Kazunari Makino

Influence of axle–wheel interface on ultrasonic testing of fatigue cracks in wheelset

For the ultrasonic testing at the wheel seat of railway axles, quantitative investigation of the reflection and transmission phenomena at the axle-wheel interface is important. This paper describes the influence of the axle-wheel interface on the ultrasonic testing of a fatigue crack in a wheelset by applying the spring interface model. The normal and tangential stiffnesses were identified experimentally for an as-manufactured wheelset at the normal incidence, and the reflection coefficient for the shear-wave oblique incidence was calculated. A parametric study was performed to clarify the influence of these interfacial stiffnesses on the incident-angle dependence of the reflection coefficient. The calculated reflection coefficient at the incident angle of 45° qualitatively explained the relative echo-height decrease due to the presence of a wheel observed experimentally for a wheelset in fatigue loading by rotating bending. The quantitative difference between the experimental and calculated results was considered to be due to the reduction of the effective interference of shrink fit by the wear at the axle-wheel interface during the fatigue loading as well as by the applied bending moment. For the estimated relative echo-height decrease to agree with the experimental results, the interfacial stiffnesses were found to be smaller than the values identified for the as-manufactured wheelset by a factor of 0.5-0.7.

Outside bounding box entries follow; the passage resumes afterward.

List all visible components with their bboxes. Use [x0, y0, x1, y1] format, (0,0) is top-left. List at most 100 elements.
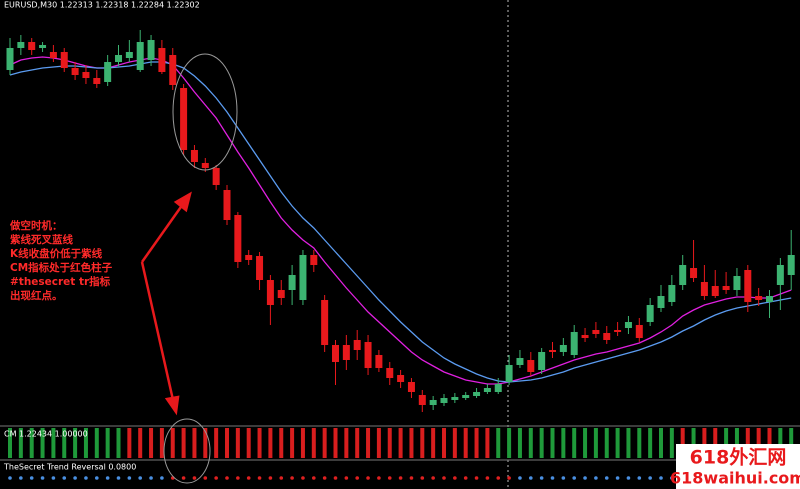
arrow — [140, 203, 185, 263]
trend-dot — [344, 476, 349, 480]
cm-bar — [311, 428, 316, 458]
cm-bar — [485, 428, 490, 458]
trend-dot — [377, 476, 381, 480]
cm-bar — [279, 428, 284, 458]
cm-bar — [355, 428, 360, 458]
trend-dot — [40, 476, 45, 480]
cm-bar — [507, 428, 512, 458]
cm-bar — [116, 428, 121, 458]
arrow — [140, 261, 175, 401]
candle-body — [71, 68, 79, 75]
candle-body — [679, 265, 687, 285]
candle-body — [787, 255, 795, 275]
cm-bar — [724, 428, 729, 458]
trend-dot — [496, 476, 501, 480]
cm-bar — [463, 428, 468, 458]
cm-bar — [149, 428, 154, 458]
cm-bar — [561, 428, 566, 458]
candle-body — [212, 168, 220, 185]
cm-bar — [170, 428, 175, 458]
candle-body — [559, 345, 567, 352]
cm-bar — [431, 428, 436, 458]
trend-dot — [398, 476, 403, 480]
trend-dot — [312, 476, 316, 480]
cm-bar — [637, 428, 642, 458]
symbol-header: EURUSD,M30 1.22313 1.22318 1.22284 1.223… — [4, 1, 200, 10]
candle-body — [733, 276, 741, 290]
trend-dot — [572, 476, 576, 480]
candle-body — [646, 305, 654, 322]
trend-dot — [463, 476, 468, 480]
trend-dot — [214, 476, 218, 480]
candle-body — [82, 72, 90, 78]
trend-dot — [322, 476, 327, 480]
cm-bar — [778, 428, 783, 458]
candle-body — [538, 352, 546, 370]
trend-dot — [539, 476, 544, 480]
trend-dot — [420, 476, 425, 480]
candle-body — [549, 350, 556, 352]
cm-bar — [615, 428, 620, 458]
candle-body — [342, 345, 350, 360]
highlight-ellipse — [172, 53, 238, 171]
trend-dot — [279, 476, 284, 480]
candle-body — [190, 150, 198, 162]
candle-body — [700, 282, 708, 296]
trend-dot — [648, 476, 652, 480]
candle-body — [147, 40, 155, 60]
candle-body — [245, 255, 253, 260]
cm-bar — [29, 428, 34, 458]
candle-body — [462, 395, 470, 398]
trend-dot — [355, 476, 360, 480]
price-panel — [6, 30, 795, 412]
trend-dot — [670, 476, 674, 480]
candle-body — [668, 285, 676, 302]
candle-body — [299, 255, 307, 300]
candle-body — [592, 330, 600, 334]
annotation-line: K线收盘价低于紫线 — [10, 247, 103, 260]
cm-bar — [257, 428, 262, 458]
candle-body — [603, 333, 611, 340]
candle-body — [125, 52, 133, 58]
trend-dot — [442, 476, 446, 480]
trend-dot — [225, 476, 229, 480]
candle-body — [180, 88, 188, 150]
cm-bar — [8, 428, 12, 458]
trend-dot — [95, 476, 99, 480]
trend-dot — [529, 476, 533, 480]
cm-bar — [138, 428, 143, 458]
cm-bar — [94, 428, 99, 458]
trend-dot — [19, 476, 23, 480]
candle-body — [624, 322, 632, 328]
trend-dot — [604, 476, 609, 480]
cm-label: CM 1.22434 1.00000 — [4, 430, 88, 439]
annotation-line: 出现红点。 — [10, 289, 63, 302]
watermark: 618外汇网 — [690, 446, 787, 469]
candle-body — [136, 42, 144, 70]
candle-body — [277, 290, 285, 298]
cm-bar — [181, 428, 186, 458]
candle-body — [223, 190, 231, 220]
candle-body — [690, 268, 698, 278]
cm-bar — [51, 428, 56, 458]
cm-bar — [756, 428, 761, 458]
arrows — [140, 191, 192, 416]
candle-body — [49, 52, 57, 58]
trend-dot — [160, 476, 164, 480]
cm-bar — [387, 428, 392, 458]
watermark: 618waihui.com — [670, 469, 800, 488]
candle-body — [234, 215, 242, 262]
trend-dot — [366, 476, 370, 480]
cm-bar — [745, 428, 750, 458]
annotation-line: 做空时机： — [9, 219, 63, 232]
cm-bar — [105, 428, 110, 458]
cm-bar — [496, 428, 501, 458]
trend-dot — [550, 476, 555, 480]
candle-body — [581, 335, 589, 338]
cm-bar — [626, 428, 631, 458]
candle-body — [451, 397, 459, 400]
candle-body — [570, 332, 578, 355]
candle-body — [614, 330, 622, 332]
candle-body — [310, 255, 318, 265]
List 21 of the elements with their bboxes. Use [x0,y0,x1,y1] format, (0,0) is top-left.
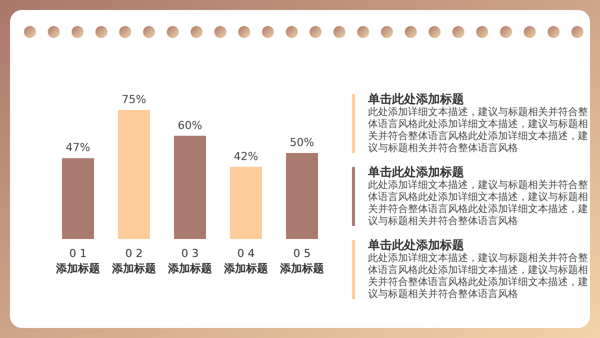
text: 单击此处添加标题 [368,238,465,252]
text: 单击此处添加标题 [368,92,465,106]
text: 此处添加详细文本描述，建议与标题相关并符合整体语言风格此处添加详细文本描述，建议与标题相关并符合整体语言风格此处添加详细文本描述，建议与标题相关并符合整体语言风格 [368,253,588,301]
text: 此处添加详细文本描述，建议与标题相关并符合整体语言风格此处添加详细文本描述，建议与标题相关并符合整体语言风格此处添加详细文本描述，建议与标题相关并符合整体语言风格 [368,180,588,228]
text: 此处添加详细文本描述，建议与标题相关并符合整体语言风格此处添加详细文本描述，建议与标题相关并符合整体语言风格此处添加详细文本描述，建议与标题相关并符合整体语言风格 [368,107,588,155]
data-label: 50% [290,136,314,149]
bar [118,110,150,239]
data-label: 47% [66,141,90,154]
data-label: 75% [122,93,146,106]
bar [286,153,318,239]
bar [62,158,94,239]
x-tick-label: 0 3 添加标题 [167,247,212,275]
data-label: 42% [234,150,258,163]
x-tick-label: 0 2 添加标题 [111,247,156,275]
text: 单击此处添加标题 [368,165,465,180]
data-label: 60% [178,118,202,132]
x-tick-label: 0 5 添加标题 [279,247,324,275]
x-tick-label: 0 4 添加标题 [223,247,268,275]
bar [174,136,206,239]
bar [230,166,262,239]
x-tick-label: 0 1 添加标题 [55,247,100,275]
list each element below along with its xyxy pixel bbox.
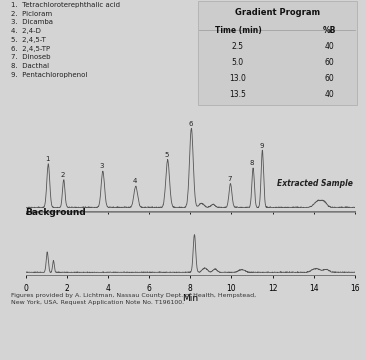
Text: Extracted Sample: Extracted Sample	[277, 179, 353, 188]
Text: 13.5: 13.5	[229, 90, 246, 99]
Text: 5: 5	[164, 152, 169, 158]
Text: %B: %B	[323, 26, 336, 35]
Text: 2: 2	[60, 172, 65, 178]
Text: 5.0: 5.0	[232, 58, 244, 67]
X-axis label: Min: Min	[182, 294, 198, 303]
Text: 4: 4	[132, 179, 137, 184]
Text: 8: 8	[250, 160, 254, 166]
Text: 60: 60	[325, 58, 334, 67]
Text: 1: 1	[45, 156, 49, 162]
Text: 60: 60	[325, 74, 334, 83]
Text: Figures provided by A. Lichtman, Nassau County Dept. of Health, Hempstead,
New Y: Figures provided by A. Lichtman, Nassau …	[11, 293, 256, 305]
Text: 2.5: 2.5	[232, 42, 244, 51]
Text: 9: 9	[259, 143, 264, 149]
Text: 6: 6	[188, 121, 193, 127]
Text: Background: Background	[26, 208, 86, 217]
Text: 7: 7	[227, 176, 232, 182]
Text: 40: 40	[325, 90, 334, 99]
Text: 13.0: 13.0	[229, 74, 246, 83]
Text: 1.  Tetrachloroterephthalic acid
2.  Picloram
3.  Dicamba
4.  2,4-D
5.  2,4,5-T
: 1. Tetrachloroterephthalic acid 2. Piclo…	[11, 2, 120, 78]
Text: 40: 40	[325, 42, 334, 51]
Text: 3: 3	[100, 163, 104, 170]
Text: Gradient Program: Gradient Program	[235, 8, 320, 17]
Text: Time (min): Time (min)	[214, 26, 261, 35]
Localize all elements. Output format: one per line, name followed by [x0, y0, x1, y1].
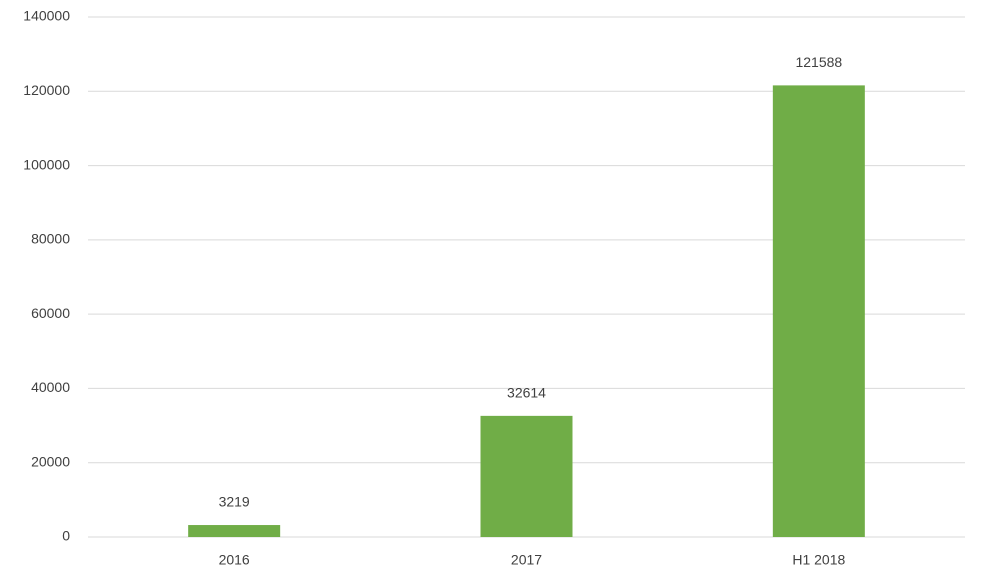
y-tick-label: 140000: [23, 8, 70, 24]
y-tick-label: 100000: [23, 156, 70, 172]
y-tick-label: 40000: [31, 379, 70, 395]
bar: [188, 525, 281, 537]
x-tick-label: 2017: [511, 552, 542, 568]
y-tick-label: 80000: [31, 231, 70, 247]
data-label: 121588: [795, 54, 842, 70]
bar: [480, 415, 573, 537]
data-label: 3219: [219, 494, 250, 510]
y-tick-label: 60000: [31, 305, 70, 321]
y-tick-label: 0: [62, 528, 70, 544]
y-tick-label: 20000: [31, 453, 70, 469]
data-label: 32614: [507, 385, 546, 401]
x-tick-label: H1 2018: [792, 552, 845, 568]
bar: [772, 85, 865, 538]
x-tick-label: 2016: [219, 552, 250, 568]
y-tick-label: 120000: [23, 82, 70, 98]
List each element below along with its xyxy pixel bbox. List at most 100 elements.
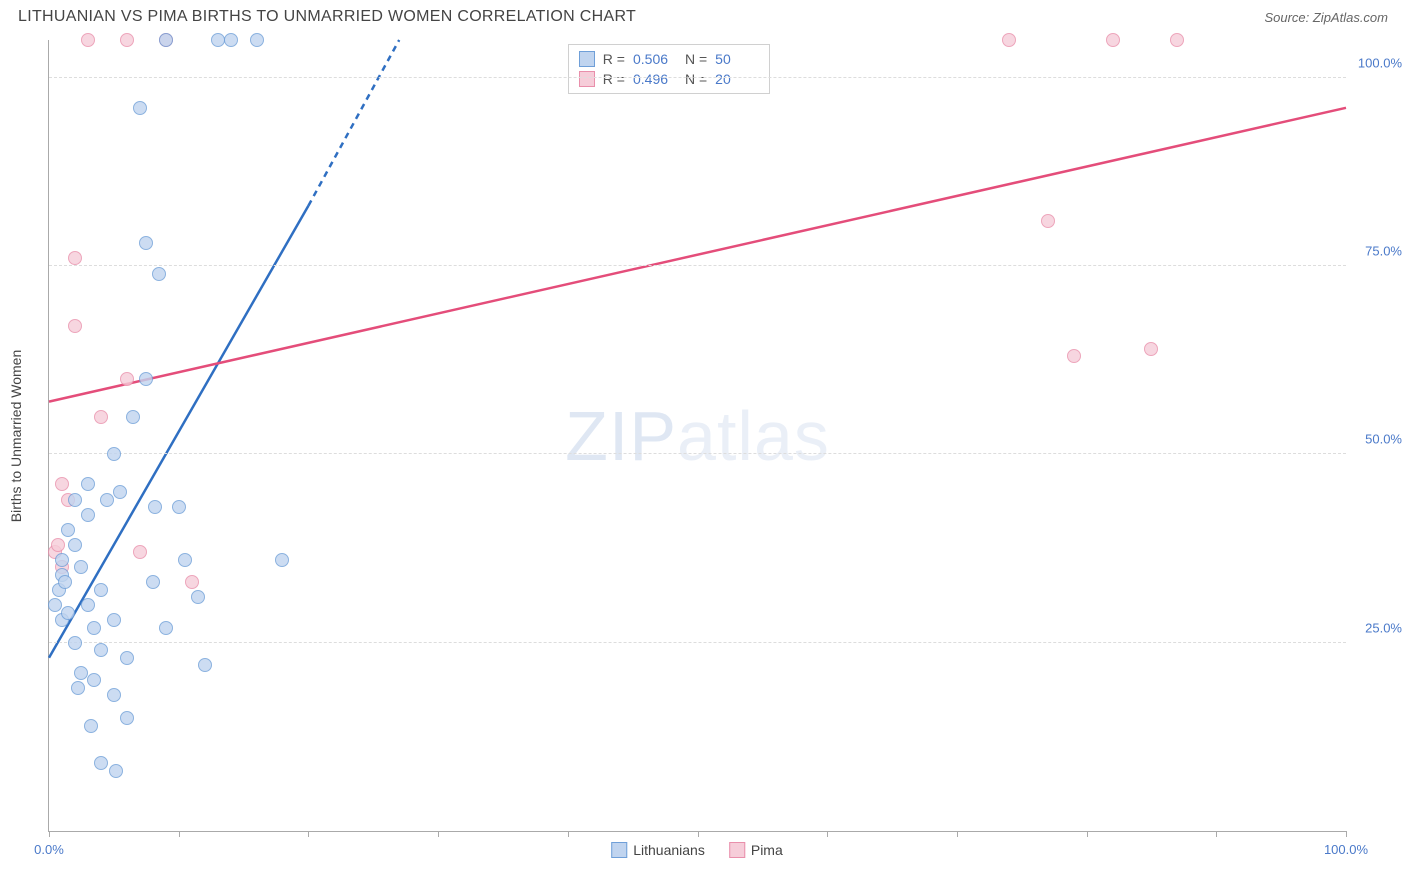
data-point-pima (1067, 349, 1081, 363)
chart-area: Births to Unmarried Women ZIPatlas R = 0… (48, 40, 1346, 832)
gridline (49, 265, 1346, 266)
x-tick (1216, 831, 1217, 837)
data-point-lithuanians (94, 583, 108, 597)
stats-row-pima: R = 0.496 N = 20 (579, 69, 759, 89)
data-point-lithuanians (120, 711, 134, 725)
x-tick (308, 831, 309, 837)
data-point-lithuanians (87, 673, 101, 687)
data-point-pima (1144, 342, 1158, 356)
stat-r-label: R = (603, 51, 625, 67)
data-point-pima (68, 251, 82, 265)
data-point-pima (68, 319, 82, 333)
source-name: ZipAtlas.com (1313, 10, 1388, 25)
data-point-lithuanians (68, 538, 82, 552)
data-point-lithuanians (109, 764, 123, 778)
bottom-legend: Lithuanians Pima (611, 842, 783, 858)
data-point-lithuanians (55, 553, 69, 567)
x-tick (957, 831, 958, 837)
data-point-lithuanians (250, 33, 264, 47)
x-tick (698, 831, 699, 837)
stats-row-lithuanians: R = 0.506 N = 50 (579, 49, 759, 69)
x-tick (438, 831, 439, 837)
stat-r-label-2: R = (603, 71, 625, 87)
data-point-lithuanians (211, 33, 225, 47)
gridline (49, 453, 1346, 454)
data-point-pima (55, 477, 69, 491)
data-point-lithuanians (81, 508, 95, 522)
data-point-lithuanians (224, 33, 238, 47)
source-attribution: Source: ZipAtlas.com (1264, 10, 1388, 25)
data-point-lithuanians (107, 688, 121, 702)
x-tick (827, 831, 828, 837)
data-point-pima (120, 372, 134, 386)
data-point-pima (1106, 33, 1120, 47)
data-point-lithuanians (152, 267, 166, 281)
data-point-lithuanians (48, 598, 62, 612)
swatch-lithuanians (579, 51, 595, 67)
data-point-pima (133, 545, 147, 559)
x-axis-label: 0.0% (34, 842, 64, 857)
data-point-pima (120, 33, 134, 47)
data-point-lithuanians (159, 621, 173, 635)
legend-label-lithuanians: Lithuanians (633, 842, 705, 858)
x-tick (1346, 831, 1347, 837)
y-axis-label: 75.0% (1365, 244, 1402, 259)
data-point-lithuanians (133, 101, 147, 115)
data-point-lithuanians (100, 493, 114, 507)
stat-r-pima: 0.496 (633, 71, 677, 87)
legend-item-pima: Pima (729, 842, 783, 858)
data-point-lithuanians (58, 575, 72, 589)
swatch-pima (579, 71, 595, 87)
data-point-lithuanians (159, 33, 173, 47)
data-point-lithuanians (198, 658, 212, 672)
data-point-lithuanians (94, 756, 108, 770)
legend-item-lithuanians: Lithuanians (611, 842, 705, 858)
data-point-pima (94, 410, 108, 424)
data-point-lithuanians (61, 606, 75, 620)
data-point-pima (81, 33, 95, 47)
x-tick (179, 831, 180, 837)
y-axis-label: 50.0% (1365, 432, 1402, 447)
plot-region: ZIPatlas R = 0.506 N = 50 R = 0.496 N = … (48, 40, 1346, 832)
data-point-lithuanians (191, 590, 205, 604)
data-point-lithuanians (84, 719, 98, 733)
data-point-pima (1002, 33, 1016, 47)
chart-title: LITHUANIAN VS PIMA BIRTHS TO UNMARRIED W… (18, 8, 636, 26)
data-point-lithuanians (94, 643, 108, 657)
stat-n-label: N = (685, 51, 707, 67)
gridline (49, 77, 1346, 78)
legend-label-pima: Pima (751, 842, 783, 858)
stat-n-label-2: N = (685, 71, 707, 87)
data-point-lithuanians (275, 553, 289, 567)
data-point-lithuanians (68, 636, 82, 650)
regression-line (308, 40, 399, 206)
data-point-lithuanians (172, 500, 186, 514)
y-axis-label: 100.0% (1358, 55, 1402, 70)
watermark-atlas: atlas (677, 397, 830, 475)
data-point-lithuanians (178, 553, 192, 567)
gridline (49, 642, 1346, 643)
y-axis-label: 25.0% (1365, 620, 1402, 635)
regression-line (49, 206, 308, 658)
data-point-lithuanians (71, 681, 85, 695)
x-tick (568, 831, 569, 837)
data-point-lithuanians (107, 613, 121, 627)
data-point-lithuanians (107, 447, 121, 461)
x-tick (1087, 831, 1088, 837)
regression-lines (49, 40, 1346, 831)
data-point-lithuanians (120, 651, 134, 665)
stats-box: R = 0.506 N = 50 R = 0.496 N = 20 (568, 44, 770, 94)
stat-n-pima: 20 (715, 71, 759, 87)
source-prefix: Source: (1264, 10, 1312, 25)
data-point-lithuanians (74, 666, 88, 680)
legend-swatch-pima (729, 842, 745, 858)
data-point-lithuanians (74, 560, 88, 574)
data-point-lithuanians (68, 493, 82, 507)
data-point-lithuanians (87, 621, 101, 635)
data-point-lithuanians (146, 575, 160, 589)
data-point-lithuanians (126, 410, 140, 424)
x-tick (49, 831, 50, 837)
stat-n-lithuanians: 50 (715, 51, 759, 67)
data-point-lithuanians (113, 485, 127, 499)
stat-r-lithuanians: 0.506 (633, 51, 677, 67)
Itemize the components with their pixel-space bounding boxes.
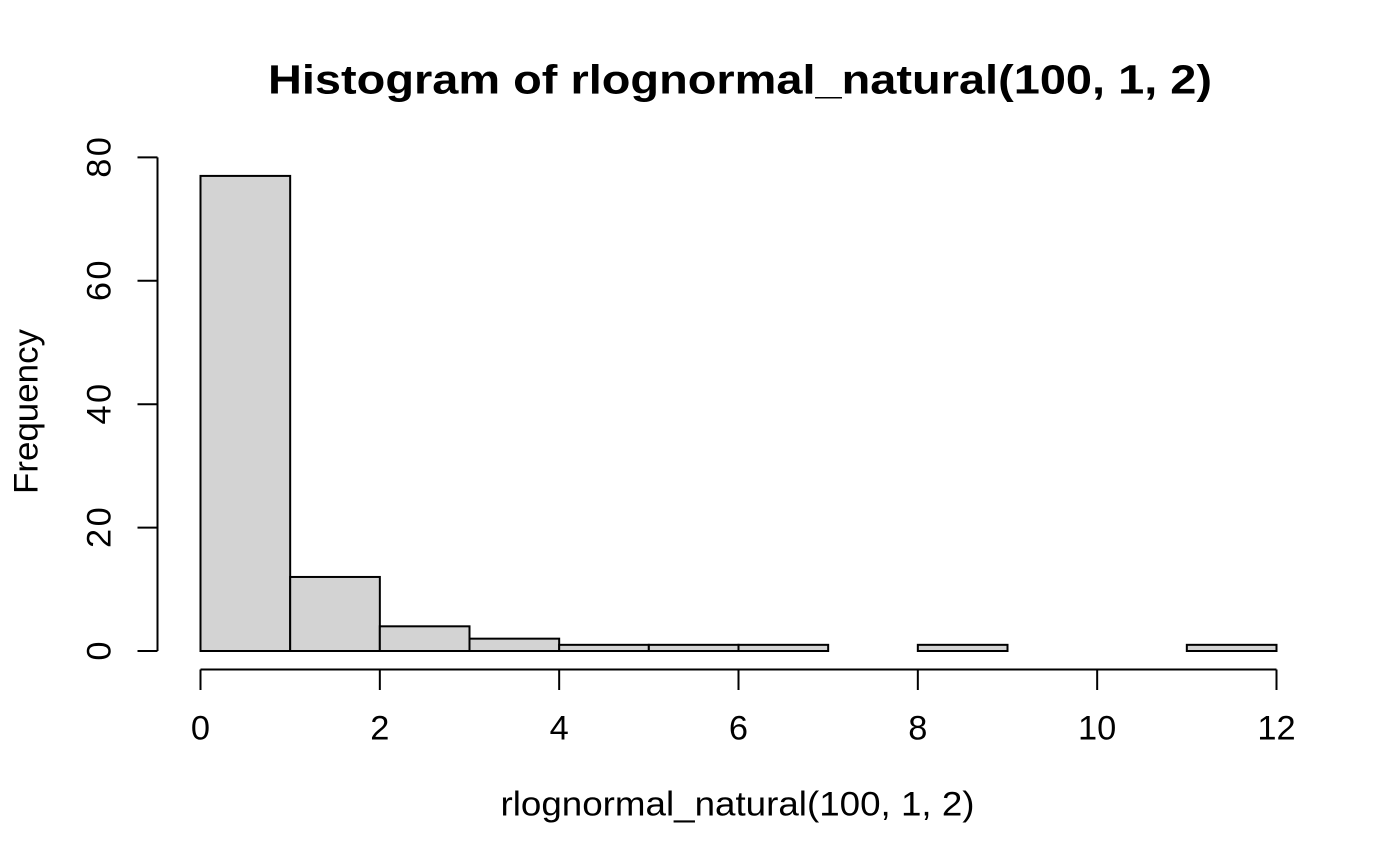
svg-text:0: 0 (81, 641, 119, 660)
svg-text:6: 6 (729, 710, 748, 748)
svg-text:0: 0 (191, 710, 210, 748)
svg-text:4: 4 (550, 710, 569, 748)
svg-text:2: 2 (370, 710, 389, 748)
svg-text:8: 8 (908, 710, 927, 748)
svg-text:12: 12 (1257, 710, 1295, 748)
svg-text:Histogram of rlognormal_natura: Histogram of rlognormal_natural(100, 1, … (268, 57, 1212, 103)
svg-text:10: 10 (1078, 710, 1116, 748)
svg-text:rlognormal_natural(100, 1, 2): rlognormal_natural(100, 1, 2) (501, 786, 975, 824)
svg-text:Frequency: Frequency (8, 329, 46, 494)
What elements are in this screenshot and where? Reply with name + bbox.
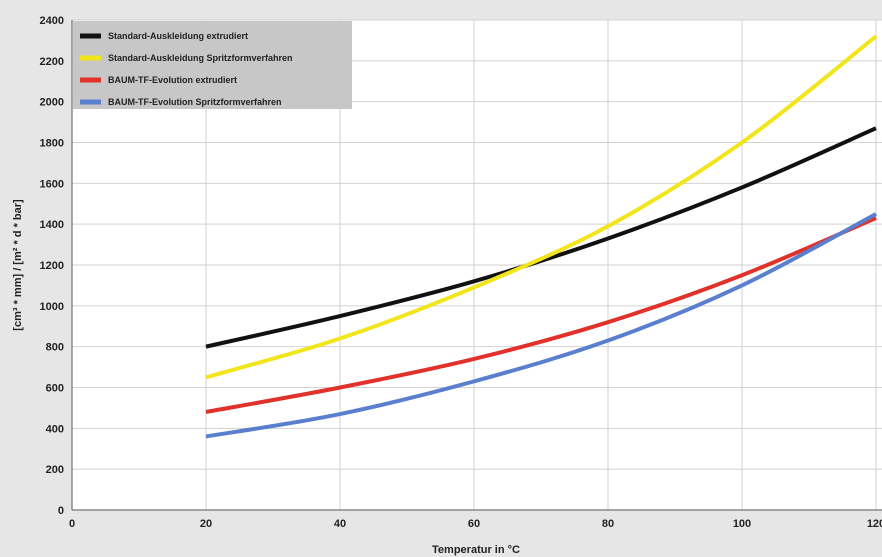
y-tick-labels: 0 200 400 600 800 1000 1200 1400 1600 1800 2000 220… [40,15,64,517]
y-tick-label: 1400 [40,219,64,231]
x-tick-label: 20 [200,518,212,530]
y-tick-label: 0 [58,505,64,517]
series-line-4 [205,212,877,439]
y-tick-label: 1600 [40,178,64,190]
y-tick-label: 800 [46,342,64,354]
y-tick-label: 200 [46,464,64,476]
legend-label: Standard-Auskleidung Spritzformverfahren [108,53,293,63]
y-tick-label: 2200 [40,56,64,68]
y-tick-label: 2400 [40,15,64,27]
x-tick-labels: 0 20 40 60 80 100 120 [69,518,882,530]
grid [71,19,882,511]
y-tick-label: 1000 [40,301,64,313]
y-tick-label: 2000 [40,97,64,109]
x-axis-title: Temperatur in °C [432,544,520,556]
series-line-2 [205,34,878,380]
y-axis-title: [cm³ * mm] / [m² * d * bar] [12,199,24,331]
series-lines [205,34,878,439]
x-tick-label: 100 [733,518,751,530]
y-tick-label: 600 [46,383,64,395]
legend: Standard-Auskleidung extrudiert Standard-… [73,21,352,109]
legend-label: BAUM-TF-Evolution Spritzformverfahren [108,97,282,107]
y-tick-label: 400 [46,423,64,435]
y-tick-label: 1200 [40,260,64,272]
x-tick-label: 60 [468,518,480,530]
legend-label: BAUM-TF-Evolution extrudiert [108,75,237,85]
x-tick-label: 0 [69,518,75,530]
x-tick-label: 80 [602,518,614,530]
x-tick-label: 120 [867,518,882,530]
legend-label: Standard-Auskleidung extrudiert [108,31,248,41]
x-tick-label: 40 [334,518,346,530]
series-line-1 [205,126,877,349]
series-line-3 [205,216,877,414]
y-tick-label: 1800 [40,138,64,150]
legend-box [73,21,352,109]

Ultrasonic evaluation of fatigue cracks at the wheel seat of a miniature wheelset

Ultrasonic testing of axles is an important issue with regard to the integrity assessment of railway vehicles. In this study, several aspects of the ultrasonic evaluation of fatigue cracks in an axle are examined experimentally. Namely, the effects of (i) the bending load applied to the axle, (ii) the presence of a wheel fitted to the axle and (iii) the nominal frequency and the type of an ultrasonic probe, on the measured ultrasonic echo height of a crack are examined. To this aim, two fatigue cracks of different depths were developed at the wheel seat of a miniature wheelset test piece by rotating bending, and were inspected using angle probes and grazing shear-horizontal-wave (SH-wave) probes under bending loads. The echo height of the cracks varied remarkably with the bending stress due to its crack opening/closing effect, accompanying some hysteresis. A possible reason for this is discussed qualitatively based on the ultrasonic wave transmission across the crack surfaces as well as the axle–wheel interface. The performances of different probes in detecting echo signals as well as estimating crack depths are compared and discussed. As a result, it is found that (i) the use of grazing SH-wave probes may be useful for crack detection, and (ii) the application of bending load to the wheelset will be advantageous in highlighting the echo signal. The observed effect of the nominal frequency of the probe on the echo-height level is examined in a qualitative manner. Finally, the applicability of the present results to full-sized axles is discussed.

Ultrasonic inspection of axle flaws at fitting seats in consideration of probability of detection (POD)

In the ultrasonic inspection of railway axles, the sensitivity is usually adjusted using a model wheelset where some artificial flaws are machined. The flaw echo height can be associated with its size by the linear regression. However, the echo heights essentially have some dispersion and it would become wider for the flaws in the fitting seats where a wheel or a gear is fitted. In this study, the relation between the flaw echo height and the reflection area of flaws was obtained for the hollow axles with some artificial flaws on their respective surfaces. The relation for the flaws in the axle body was compared with the one for the flaws in the wheel seat with the help of the probability of detection (POD) curve. Even though the detection threshold with the probability of 50% was set for a flaw having an almost identical area in each case, the detectable area of a flaw with the probability of 90% at a lower confidence limit of 95% in the wheel seat was more than twice larger than that in the axle body. It implies that the flaw detection threshold in the fitting seats should be lowered additionally to keep sufficient confidence.

Modeling and simulation of ultrasonic testing on miniature wheelset

An ultrasonic testing was carried out for a fatigue crack with the depth of 3.5 mm which was developed on the surface of the wheel seat of a miniature wheelset test piece by the rotating bending fatigue test. The decrease of the flawecho height in case with the wheel to that without the wheel was 13.1 dB when using a 2 MHz probe. We applied a model referred to as the “acoustic impedance adjustment model” to the axle–wheel interface and performed a finite element analysis of the ultrasound propagation. The calculation result showed that the decrease was 10.6 dB, which differed slightly from the experimental result. We discussed the difference of these results.